There is a beautiful symmetry in our readings today. In response to Job, God asks the question: “Who is this that darkens counsel by words without knowledge?” And at the end of the gospel reading, the disciples echo the Lord’s phrase, ‘Who is this,’ when they ask, “that even the wind and sea obey him?”
Neither God’s question to Job, nor the disciples’ question requires an answer. It is enough that the question is asked. Where were you when I laid the foundation of the earth? Do you not care that we are perishing? Why are you afraid? Have you still no faith?
It is unfortunate that as we age we leave behind the infant’s capacity for asking endless questions. Educational experts all stress the importance of asking questions. To be true to ourselves and to God, we need to affirm that asking questions is to be encouraged in the church.
Questions, though, can be unsettling. Humorously, a Pontius Puddle cartoon tells it like this, “Sometimes I’d like to ask God why he allows poverty, famine and injustice when he could be doing something about it.”
“What’s stopping you?”
“I’m afraid God might ask me the same question.”
Jesuit priest and theologian Richard Rohr is more telling:
It seems to me that it is a minority that ever gets the true and full Gospel…Most of us just keep worshipping Jesus and arguing over our certainty of the right way to do it. The amazing thing is that Jesus never once says, “Worship me!” whereas he frequently says, “Follow me.”
Christianity is a lifestyle – a way of being in the world that is simple, non-violent, shared and loving. However we have made it into an established religion and avoided the lifestyle change itself. One could be warlike, greedy, racist, selfish, and vain throughout most of Christian history, and still believe that Jesus is one’s personal Lord and Savior or continue to receive the sacraments in good standing. The world has no time for such silliness anymore. The suffering on earth is too great.
Questions are both unsettling, and comforting. They stir us to examine our failures to attend to the chaos in the lives of others. And they affirm God’s engagement with us when the chaos swamps our own lives. Job, Mark and the rest of scripture tell us there are a great many questions, many ultimate questions. Questions about life, about death. Many of those we will not know the answers this side of eternity.
And it does not stop there. The message is not simply that we have to live with questions. God does not leave us alone, God engages with us. Like the disciples in the boat, Christ is with us to reassure us, support us, encourage us, heal us, prompt us, and save us. Christ accomplishes this for us through the Holy Spirit, living and working in in us, and in this church, and call God’s churches, and all God’s world. This is illustrated in communion; for as we break bread and share it together, as we share the cup together, Christ is present with us through the Holy Spirit, turning the table into a celebration meal of living presence. God’s questions to Job, Jesus in the boat, forcefully tell us we are not alone.
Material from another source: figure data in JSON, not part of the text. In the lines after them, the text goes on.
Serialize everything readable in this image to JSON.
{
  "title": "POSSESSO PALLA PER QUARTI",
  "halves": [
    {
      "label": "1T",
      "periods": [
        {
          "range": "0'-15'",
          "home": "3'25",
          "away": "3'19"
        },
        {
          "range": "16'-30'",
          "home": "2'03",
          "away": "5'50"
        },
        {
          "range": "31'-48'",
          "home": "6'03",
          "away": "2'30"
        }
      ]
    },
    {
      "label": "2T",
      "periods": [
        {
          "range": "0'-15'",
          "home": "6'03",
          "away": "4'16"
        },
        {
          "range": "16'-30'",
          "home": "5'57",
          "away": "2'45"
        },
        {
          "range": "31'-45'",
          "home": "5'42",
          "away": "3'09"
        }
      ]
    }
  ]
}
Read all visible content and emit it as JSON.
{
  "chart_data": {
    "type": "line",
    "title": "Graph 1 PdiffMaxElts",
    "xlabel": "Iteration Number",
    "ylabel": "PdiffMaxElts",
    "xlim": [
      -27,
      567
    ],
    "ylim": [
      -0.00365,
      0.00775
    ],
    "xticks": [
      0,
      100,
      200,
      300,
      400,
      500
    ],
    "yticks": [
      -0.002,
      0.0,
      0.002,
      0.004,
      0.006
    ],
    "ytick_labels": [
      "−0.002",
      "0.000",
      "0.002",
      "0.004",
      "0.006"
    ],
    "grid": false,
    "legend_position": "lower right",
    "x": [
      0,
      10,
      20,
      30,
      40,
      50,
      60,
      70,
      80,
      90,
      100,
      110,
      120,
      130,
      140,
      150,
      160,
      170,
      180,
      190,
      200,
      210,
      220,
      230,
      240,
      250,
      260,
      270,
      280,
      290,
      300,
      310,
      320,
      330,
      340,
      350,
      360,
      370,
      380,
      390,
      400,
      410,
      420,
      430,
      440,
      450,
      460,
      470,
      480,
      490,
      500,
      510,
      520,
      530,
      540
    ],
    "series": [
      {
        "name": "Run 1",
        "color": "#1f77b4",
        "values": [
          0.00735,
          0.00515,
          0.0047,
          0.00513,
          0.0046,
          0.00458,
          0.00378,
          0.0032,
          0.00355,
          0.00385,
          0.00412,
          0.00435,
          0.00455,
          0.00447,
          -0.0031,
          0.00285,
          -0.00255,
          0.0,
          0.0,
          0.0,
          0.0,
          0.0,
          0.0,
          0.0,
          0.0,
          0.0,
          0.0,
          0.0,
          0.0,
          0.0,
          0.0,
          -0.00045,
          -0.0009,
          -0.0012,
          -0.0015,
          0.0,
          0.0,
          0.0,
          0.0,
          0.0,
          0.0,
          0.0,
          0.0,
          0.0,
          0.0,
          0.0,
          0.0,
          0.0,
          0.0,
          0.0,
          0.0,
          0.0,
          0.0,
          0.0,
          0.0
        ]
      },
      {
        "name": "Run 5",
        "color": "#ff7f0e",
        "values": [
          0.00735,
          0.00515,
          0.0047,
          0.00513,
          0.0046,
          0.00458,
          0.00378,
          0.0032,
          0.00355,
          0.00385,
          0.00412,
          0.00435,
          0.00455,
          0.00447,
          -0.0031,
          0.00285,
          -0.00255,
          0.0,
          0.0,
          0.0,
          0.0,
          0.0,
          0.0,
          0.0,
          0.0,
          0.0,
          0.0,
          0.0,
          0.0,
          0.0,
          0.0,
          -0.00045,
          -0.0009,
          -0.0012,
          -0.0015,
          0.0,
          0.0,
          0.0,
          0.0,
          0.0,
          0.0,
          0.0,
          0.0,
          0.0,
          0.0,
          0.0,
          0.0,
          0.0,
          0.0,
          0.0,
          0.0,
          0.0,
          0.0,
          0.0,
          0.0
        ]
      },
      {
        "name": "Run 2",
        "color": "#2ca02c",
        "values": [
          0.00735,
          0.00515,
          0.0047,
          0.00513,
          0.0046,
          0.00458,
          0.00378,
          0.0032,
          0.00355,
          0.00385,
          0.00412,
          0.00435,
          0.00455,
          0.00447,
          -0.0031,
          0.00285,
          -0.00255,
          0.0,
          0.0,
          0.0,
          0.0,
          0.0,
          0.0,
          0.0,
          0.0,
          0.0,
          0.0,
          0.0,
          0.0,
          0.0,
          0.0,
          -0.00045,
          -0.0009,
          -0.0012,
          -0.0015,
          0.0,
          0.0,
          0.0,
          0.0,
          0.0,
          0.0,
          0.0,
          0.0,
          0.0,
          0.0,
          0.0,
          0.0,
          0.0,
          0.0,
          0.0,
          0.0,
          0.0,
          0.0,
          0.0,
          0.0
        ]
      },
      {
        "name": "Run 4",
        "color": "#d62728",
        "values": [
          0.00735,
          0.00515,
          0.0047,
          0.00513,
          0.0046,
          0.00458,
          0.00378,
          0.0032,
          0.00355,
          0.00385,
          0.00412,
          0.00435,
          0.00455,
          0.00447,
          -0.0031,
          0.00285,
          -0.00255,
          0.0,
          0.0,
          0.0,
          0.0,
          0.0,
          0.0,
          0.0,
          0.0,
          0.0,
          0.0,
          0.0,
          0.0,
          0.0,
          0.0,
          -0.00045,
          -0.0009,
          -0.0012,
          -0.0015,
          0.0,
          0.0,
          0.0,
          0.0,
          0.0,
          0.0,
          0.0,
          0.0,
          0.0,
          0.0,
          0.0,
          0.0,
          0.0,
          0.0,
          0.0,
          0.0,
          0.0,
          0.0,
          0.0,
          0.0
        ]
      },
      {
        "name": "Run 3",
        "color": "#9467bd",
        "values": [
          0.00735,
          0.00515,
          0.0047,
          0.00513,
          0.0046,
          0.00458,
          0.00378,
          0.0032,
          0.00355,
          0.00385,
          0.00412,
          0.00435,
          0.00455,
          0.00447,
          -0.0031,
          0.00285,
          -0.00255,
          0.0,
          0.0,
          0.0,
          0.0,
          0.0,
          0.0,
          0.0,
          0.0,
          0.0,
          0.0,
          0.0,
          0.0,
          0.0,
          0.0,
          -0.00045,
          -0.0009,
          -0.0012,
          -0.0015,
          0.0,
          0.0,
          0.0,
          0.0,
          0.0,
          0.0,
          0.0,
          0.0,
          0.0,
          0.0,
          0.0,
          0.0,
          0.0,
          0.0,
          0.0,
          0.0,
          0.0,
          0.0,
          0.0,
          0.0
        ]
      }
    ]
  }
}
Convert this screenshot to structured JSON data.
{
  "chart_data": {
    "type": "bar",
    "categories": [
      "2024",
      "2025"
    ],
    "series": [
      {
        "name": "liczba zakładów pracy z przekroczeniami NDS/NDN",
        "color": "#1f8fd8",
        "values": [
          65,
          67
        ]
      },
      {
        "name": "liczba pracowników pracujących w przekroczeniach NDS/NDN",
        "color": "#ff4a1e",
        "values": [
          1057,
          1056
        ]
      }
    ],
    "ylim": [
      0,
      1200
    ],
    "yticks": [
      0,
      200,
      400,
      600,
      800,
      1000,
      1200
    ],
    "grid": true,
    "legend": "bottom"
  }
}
When the chaos abounds, in our lives, or those for whom we are called to engage, the words of William Ernest Henley’s Invictus comfort and call us to our task:
Out of the night that covers me
Black as the pit from pole to pole
I thank whatever gods may be
For my unconquerable soul
In the fell clutch of circumstance
I have not winced nor cried aloud
Under the bludgeoning of chance
My head is bloody but unbowed
Beyond this place of wrath and tears
Looms but the horror of shade
And yet the menace of the years
Finds and shall find me unafraid
It matters not how strait the gate
How charged with punishments the scroll
I am the master of my fate
I am the captain of my soul.
In essence there are many ultimate questions in life that we can never know the answers. But we are not alone because Christ is with us through the Holy Spirit. Indeed, Christ enters into our questions alongside us. And that alone, allows us to walk on in faith. South American theologian, Leonardo Boff, said it this way: “God does not answer our questions, but in Jesus, God enters into the very heart of our questions.” God does not answer our questions, but in Jesus, God is in the very heart of every question we ask.